Sleep is such an important part of our well being. How seriously do you take getting a good night's rest? I am a night owl, so I tend to stay up later than I should. I always regret it the next day when I am dealing with 24 second graders, plus my own two children.What does it take for us to realize that we need to make sure that we get our sleep? I found some very interesting statistics at www.bettersleep.org.
This year’s findings revealed a range of insights on Americans’ stress and sleep cycles. Here are some of the results:
Who is More Stressed?
- 26% of women report trouble sleeping at least once a week compared to only 16% of men
- 19% of individuals ages 45-64 admit to losing sleep due to stress a few nights per week
This year’s survey also focused on women’s wellness and the results show an interesting
paradigm in how women approach their own health.
- 27% of women say sleep is the most important component to their overall well-being
- 16% of women would try getting a good night’s sleep to improve their overall wellness
- 31% of suburban moms are likely to make sleep a priority
- 50% of women with children agree that sleep is the best way to recharge, nine points higher than women without children
- 45% of women agree they feel most refreshed after a good night’s sleep
- 26% of women are likely to invest in a mattress as an in-home wellness item
1. Give yourself "permission" to go to bed. As hard as it may be to put away your "to do" list, make sleep a "priority." You'll thank yourself in the morning.
2. Unwind early in the evening. Try to deal with worries and distractions several hours before bedtime.

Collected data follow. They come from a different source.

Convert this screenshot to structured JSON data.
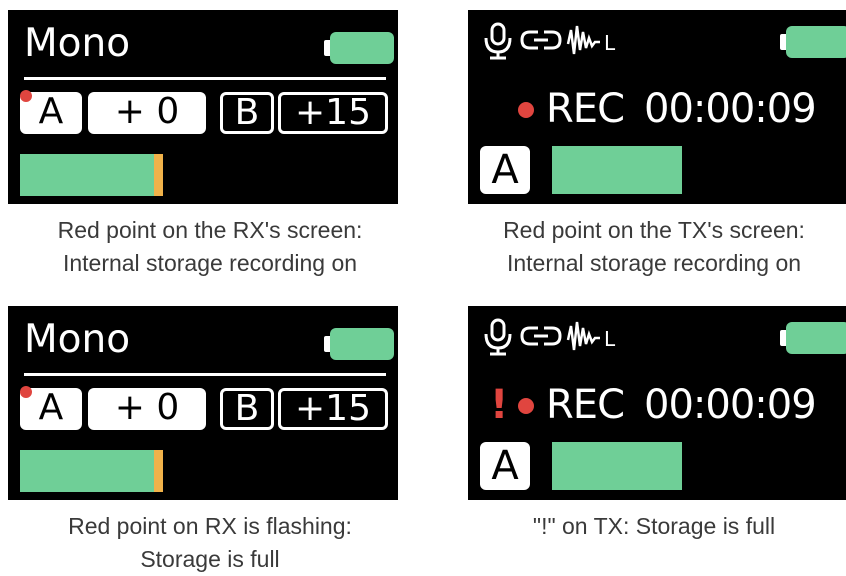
{
  "colors": {
    "screen_bg": "#000000",
    "battery": "#6fcf97",
    "meter": "#6fcf97",
    "meter_peak": "#f1b24a",
    "indicator_red": "#e0453f",
    "caption_text": "#3a3a3a"
  },
  "panels": [
    {
      "device": "RX",
      "mode": "Mono",
      "channel_a": "A",
      "gain_a": "+ 0",
      "channel_b": "B",
      "gain_b": "+15",
      "caption": [
        "Red point on the RX's screen:",
        "Internal storage recording on"
      ]
    },
    {
      "device": "TX",
      "icons": [
        "microphone-icon",
        "link-icon",
        "waveform-icon"
      ],
      "icon_suffix": "L",
      "rec_label": "REC",
      "rec_time": "00:00:09",
      "channel": "A",
      "caption": [
        "Red point on the TX's screen:",
        "Internal storage recording on"
      ]
    },
    {
      "device": "RX",
      "mode": "Mono",
      "channel_a": "A",
      "gain_a": "+ 0",
      "channel_b": "B",
      "gain_b": "+15",
      "caption": [
        "Red point on RX is flashing:",
        "Storage is full"
      ]
    },
    {
      "device": "TX",
      "icons": [
        "microphone-icon",
        "link-icon",
        "waveform-icon"
      ],
      "icon_suffix": "L",
      "warning": "!",
      "rec_label": "REC",
      "rec_time": "00:00:09",
      "channel": "A",
      "caption": [
        "\"!\" on TX: Storage is full"
      ]
    }
  ]
}
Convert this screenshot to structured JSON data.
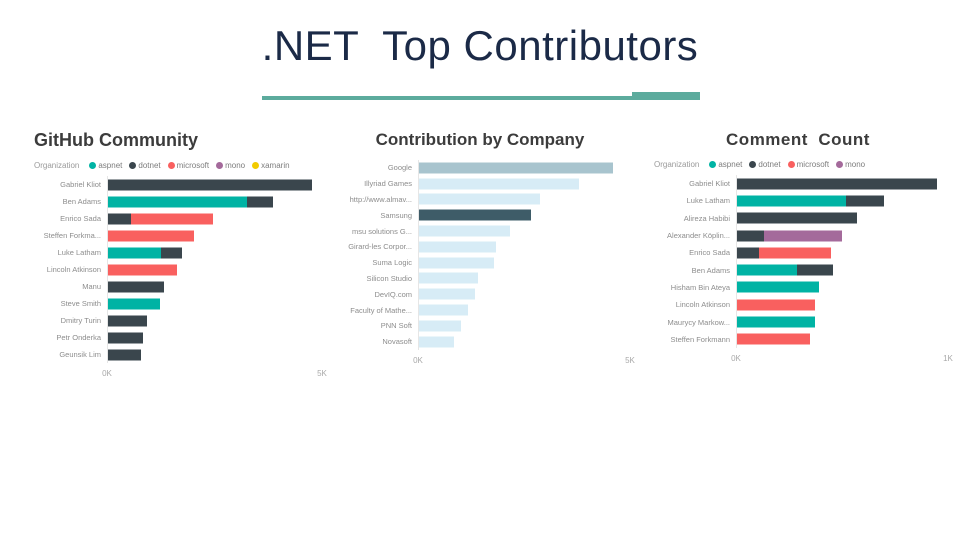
{
  "slide": {
    "title": ".NET  Top Contributors",
    "accent_color": "#5cab9d",
    "title_color": "#1b2a47"
  },
  "palette": {
    "aspnet": "#00b3a4",
    "dotnet": "#3a464d",
    "microsoft": "#f9605f",
    "mono": "#a46a9b",
    "xamarin": "#f2cb00",
    "company_primary": "#a8c4ce",
    "company_light": "#d7ecf6",
    "company_highlight": "#3e5c68"
  },
  "chart_data": [
    {
      "id": "github-community",
      "type": "bar",
      "orientation": "horizontal",
      "stacked": true,
      "title": "GitHub Community",
      "xlabel": "",
      "ylabel": "",
      "xlim": [
        0,
        5000
      ],
      "ticks": [
        "0K",
        "5K"
      ],
      "tick_values": [
        0,
        5000
      ],
      "grid": false,
      "legend": {
        "title": "Organization",
        "position": "top",
        "entries": [
          {
            "label": "aspnet",
            "color": "#00b3a4"
          },
          {
            "label": "dotnet",
            "color": "#3a464d"
          },
          {
            "label": "microsoft",
            "color": "#f9605f"
          },
          {
            "label": "mono",
            "color": "#a46a9b"
          },
          {
            "label": "xamarin",
            "color": "#f2cb00"
          }
        ]
      },
      "categories": [
        "Gabriel Kliot",
        "Ben Adams",
        "Enrico Sada",
        "Steffen Forkma...",
        "Luke Latham",
        "Lincoln Atkinson",
        "Manu",
        "Steve Smith",
        "Dmitry Turin",
        "Petr Onderka",
        "Geunsik Lim"
      ],
      "rows": [
        {
          "category": "Gabriel Kliot",
          "segments": [
            {
              "series": "dotnet",
              "value": 4760
            }
          ],
          "total": 4760
        },
        {
          "category": "Ben Adams",
          "segments": [
            {
              "series": "aspnet",
              "value": 3240
            },
            {
              "series": "dotnet",
              "value": 620
            }
          ],
          "total": 3860
        },
        {
          "category": "Enrico Sada",
          "segments": [
            {
              "series": "dotnet",
              "value": 540
            },
            {
              "series": "microsoft",
              "value": 1920
            }
          ],
          "total": 2460
        },
        {
          "category": "Steffen Forkma...",
          "segments": [
            {
              "series": "microsoft",
              "value": 2000
            }
          ],
          "total": 2000
        },
        {
          "category": "Luke Latham",
          "segments": [
            {
              "series": "aspnet",
              "value": 1240
            },
            {
              "series": "dotnet",
              "value": 480
            }
          ],
          "total": 1720
        },
        {
          "category": "Lincoln Atkinson",
          "segments": [
            {
              "series": "microsoft",
              "value": 1620
            }
          ],
          "total": 1620
        },
        {
          "category": "Manu",
          "segments": [
            {
              "series": "dotnet",
              "value": 1300
            }
          ],
          "total": 1300
        },
        {
          "category": "Steve Smith",
          "segments": [
            {
              "series": "aspnet",
              "value": 1220
            }
          ],
          "total": 1220
        },
        {
          "category": "Dmitry Turin",
          "segments": [
            {
              "series": "dotnet",
              "value": 900
            }
          ],
          "total": 900
        },
        {
          "category": "Petr Onderka",
          "segments": [
            {
              "series": "dotnet",
              "value": 820
            }
          ],
          "total": 820
        },
        {
          "category": "Geunsik Lim",
          "segments": [
            {
              "series": "dotnet",
              "value": 760
            }
          ],
          "total": 760
        }
      ]
    },
    {
      "id": "contribution-by-company",
      "type": "bar",
      "orientation": "horizontal",
      "stacked": false,
      "title": "Contribution by Company",
      "xlabel": "",
      "ylabel": "",
      "xlim": [
        0,
        5000
      ],
      "ticks": [
        "0K",
        "5K"
      ],
      "tick_values": [
        0,
        5000
      ],
      "grid": false,
      "categories": [
        "Google",
        "Illyriad Games",
        "http://www.almav...",
        "Samsung",
        "msu solutions G...",
        "Girard-les Corpor...",
        "Suma Logic",
        "Silicon Studio",
        "DevIQ.com",
        "Faculty of Mathe...",
        "PNN Soft",
        "Novasoft"
      ],
      "values": [
        4600,
        3800,
        2860,
        2660,
        2160,
        1830,
        1780,
        1400,
        1320,
        1160,
        1000,
        820
      ],
      "bar_colors": [
        "#a8c4ce",
        "#d7ecf6",
        "#d7ecf6",
        "#3e5c68",
        "#d7ecf6",
        "#d7ecf6",
        "#d7ecf6",
        "#d7ecf6",
        "#d7ecf6",
        "#d7ecf6",
        "#d7ecf6",
        "#d7ecf6"
      ]
    },
    {
      "id": "comment-count",
      "type": "bar",
      "orientation": "horizontal",
      "stacked": true,
      "title": "Comment  Count",
      "xlabel": "",
      "ylabel": "",
      "xlim": [
        0,
        1000
      ],
      "ticks": [
        "0K",
        "1K"
      ],
      "tick_values": [
        0,
        1000
      ],
      "grid": false,
      "legend": {
        "title": "Organization",
        "position": "top",
        "entries": [
          {
            "label": "aspnet",
            "color": "#00b3a4"
          },
          {
            "label": "dotnet",
            "color": "#3a464d"
          },
          {
            "label": "microsoft",
            "color": "#f9605f"
          },
          {
            "label": "mono",
            "color": "#a46a9b"
          }
        ]
      },
      "categories": [
        "Gabriel Kliot",
        "Luke Latham",
        "Alireza Habibi",
        "Alexander Köplin...",
        "Enrico Sada",
        "Ben Adams",
        "Hisham Bin Ateya",
        "Lincoln Atkinson",
        "Maurycy Markow...",
        "Steffen Forkmann"
      ],
      "rows": [
        {
          "category": "Gabriel Kliot",
          "segments": [
            {
              "series": "dotnet",
              "value": 950
            }
          ],
          "total": 950
        },
        {
          "category": "Luke Latham",
          "segments": [
            {
              "series": "aspnet",
              "value": 515
            },
            {
              "series": "dotnet",
              "value": 180
            }
          ],
          "total": 695
        },
        {
          "category": "Alireza Habibi",
          "segments": [
            {
              "series": "dotnet",
              "value": 570
            }
          ],
          "total": 570
        },
        {
          "category": "Alexander Köplin...",
          "segments": [
            {
              "series": "dotnet",
              "value": 130
            },
            {
              "series": "mono",
              "value": 370
            }
          ],
          "total": 500
        },
        {
          "category": "Enrico Sada",
          "segments": [
            {
              "series": "dotnet",
              "value": 105
            },
            {
              "series": "microsoft",
              "value": 340
            }
          ],
          "total": 445
        },
        {
          "category": "Ben Adams",
          "segments": [
            {
              "series": "aspnet",
              "value": 285
            },
            {
              "series": "dotnet",
              "value": 170
            }
          ],
          "total": 455
        },
        {
          "category": "Hisham Bin Ateya",
          "segments": [
            {
              "series": "aspnet",
              "value": 390
            }
          ],
          "total": 390
        },
        {
          "category": "Lincoln Atkinson",
          "segments": [
            {
              "series": "microsoft",
              "value": 370
            }
          ],
          "total": 370
        },
        {
          "category": "Maurycy Markow...",
          "segments": [
            {
              "series": "aspnet",
              "value": 372
            }
          ],
          "total": 372
        },
        {
          "category": "Steffen Forkmann",
          "segments": [
            {
              "series": "microsoft",
              "value": 348
            }
          ],
          "total": 348
        }
      ]
    }
  ]
}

3. Develop a sleep ritual. Doing the same things each night just before bed signals your body to settle down for the night.
4. Keep regular hours. Keep your biological clock in check by going to bed around the same time each night and waking up close to the same time each morning – even on weekends.
5. Create a restful place to sleep. Sleep in a cool, dark room that is free from noises that may disturb your sleep.
6. Sleep on a comfortable, supportive mattress and foundation. It's difficult to sleep on a bed that's too small, too soft, too hard, or too old.
7. Exercise regularly. Regular exercise can help relieve daily tension and stress – but don't exercise too close to bedtime or you may have trouble falling asleep.
8. Cut down on stimulants. Consuming stimulants, such as caffeine, in the evening can make it more difficult to fall asleep.
9. Don't smoke . Smokers take longer to fall asleep and wake up more often during the night.
10.Reduce alcohol intake. Drinking alcohol shortly before bedtime interrupts and fragments sleep.
Maybe what it comes down to, is that we should be more like cats.
"Cats Sleep Anywhere"
Cats sleep anywhere, any table, any chair.
Top of piano, window-ledge, in the middle, on the edge.
Open draw, empty shoe, anybody's lap will do.
Fitted in a cardboard box, in the cupboard with your frocks.
Anywhere! They don't care! Cats sleep anywhere.